By Derek Schlennstedt
You may have never heard of it, but the Dandenong Ranges Burrowing Crayfish is not an urban myth.
In fact, it’s alive and well, living in the headwaters of Emerald Creek, and a recent survey has shown a healthy number of the small-endangered invertebrate in the Dandenong Ranges.
As part of the Yarra Ranges Council Biohubs grant, the Community Weed Alliance (CWAD) of the Dandenongs, along with Yarra Ranges Council undertook a survey over the past two weeks to find this tiny, elusive, crustacean.
The crayfish was first reported in 1969 and again in the 1980s and 1990s, though it was only successfully found upstream of Falls Road on Olinda Creek in 2016.
Committee Member of CWAD, Jane Hollands said the species does not live in the creek, but next to it, in a secretive underground world of burrows.
“It was fantastic to find these endangered crayfish,” Mr Hollands said.
“In the first week we found two in the headwaters of Rundells Creek on Private land and then the second week they found two more.”
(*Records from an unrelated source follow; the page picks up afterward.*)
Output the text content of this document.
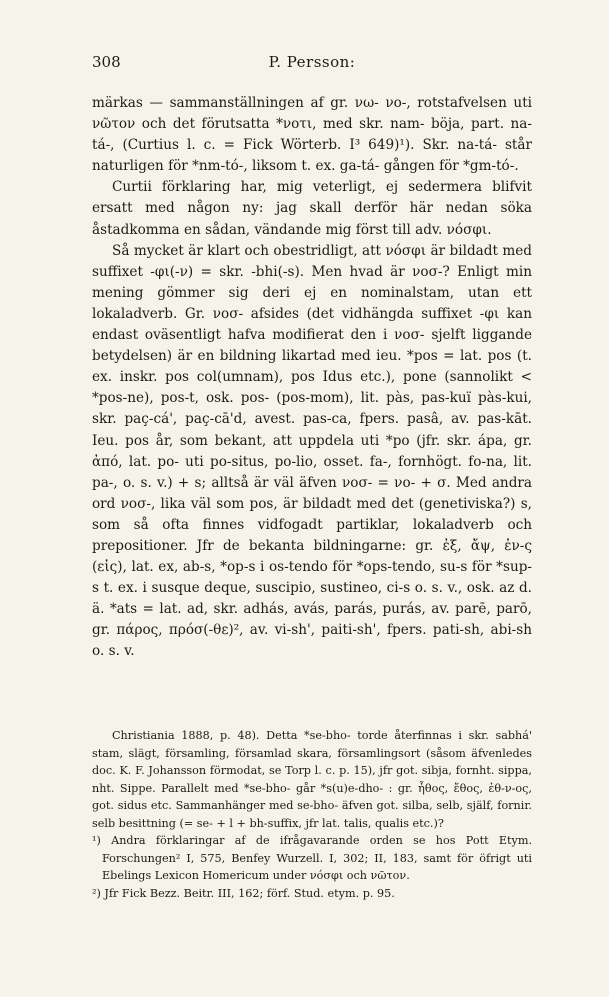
308	P. Persson:

märkas — sammanställningen af gr. νω- νο-, rotstafvelsen uti νῶτον och det förutsatta *νοτι, med skr. nam- böja, part. na-tá-, (Curtius l. c. = Fick Wörterb. I³ 649)¹). Skr. na-tá- står naturligen för *nm-tó-, liksom t. ex. ga-tá- gången för *gm-tó-.

Curtii förklaring har, mig veterligt, ej sedermera blifvit ersatt med någon ny: jag skall derför här nedan söka åstadkomma en sådan, vändande mig först till adv. νόσφι.

Så mycket är klart och obestridligt, att νόσφι är bildadt med suffixet -φι(-ν) = skr. -bhi(-s). Men hvad är νοσ-? Enligt min mening gömmer sig deri ej en nominalstam, utan ett lokaladverb. Gr. νοσ- afsides (det vidhängda suffixet -φι kan endast oväsentligt hafva modifierat den i νοσ- sjelft liggande betydelsen) är en bildning likartad med ieu. *pos = lat. pos (t. ex. inskr. pos col(umnam), pos Idus etc.), pone (sannolikt < *pos-ne), pos-t, osk. pos- (pos-mom), lit. pàs, pas-kuï pàs-kui, skr. paç-cá', paç-cā'd, avest. pas-ca, fpers. pasâ, av. pas-kāt. Ieu. pos år, som bekant, att uppdela uti *po (jfr. skr. ápa, gr. ἀπό, lat. po- uti po-situs, po-lio, osset. fa-, fornhögt. fo-na, lit. pa-, o. s. v.) + s; alltså är väl äfven νοσ- = νο- + σ. Med andra ord νοσ-, lika väl som pos, är bildadt med det (genetiviska?) s, som så ofta finnes vidfogadt partiklar, lokaladverb och prepositioner. Jfr de bekanta bildningarne: gr. ἐξ, ἄψ, ἐν-ς (εἰς), lat. ex, ab-s, *op-s i os-tendo för *ops-tendo, su-s för *sup-s t. ex. i susque deque, suscipio, sustineo, ci-s o. s. v., osk. az d. ä. *ats = lat. ad, skr. adhás, avás, parás, purás, av. parē, parō, gr. πάρος, πρόσ(-θε)², av. vi-sh', paiti-sh', fpers. pati-sh, abi-sh o. s. v.

Christiania 1888, p. 48). Detta *se-bho- torde återfinnas i skr. sabhá' stam, slägt, församling, församlad skara, församlingsort (såsom äfvenledes doc. K. F. Johansson förmodat, se Torp l. c. p. 15), jfr got. sibja, fornht. sippa, nht. Sippe. Parallelt med *se-bho- går *s(u)e-dho- : gr. ἦθος, ἔθος, ἐθ-ν-ος, got. sidus etc. Sammanhänger med se-bho- äfven got. silba, selb, själf, fornir. selb besittning (= se- + l + bh-suffix, jfr lat. talis, qualis etc.)?

¹) Andra förklaringar af de ifrågavarande orden se hos Pott Etym. Forschungen² I, 575, Benfey Wurzell. I, 302; II, 183, samt för öfrigt uti Ebelings Lexicon Homericum under νόσφι och νῶτον.

²) Jfr Fick Bezz. Beitr. III, 162; förf. Stud. etym. p. 95.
“What’s very interesting is they live underground and they leave holes in the ground, which we call chimneys and are little clusters in the soil.”
“They live in the muddy areas near the headwaters … the chances of seeing one is fairly limited as they don’t usually come up.”
The chances of seeing one are so limited that an expert from DELWP was required to help identify the burrowing cray, which is no easy task given the specimen has some tricky morphological features to other crayfish.
“They’re very hard to identify, because there is four or five species that are very similar,” Ms Hollands said.
“We can identify habitat where these animals might live, but finding them and proving that they do is very hard.”
Weed invasion is the most prominent threat to the endangered crayfish.
Ms Hollands said the survey will assist the Council in targeting weed control where the crayfish are known to occur.
“They are a threatened species and they need to be looked after in a better way, so showing that they are there is an important step in protecting them.”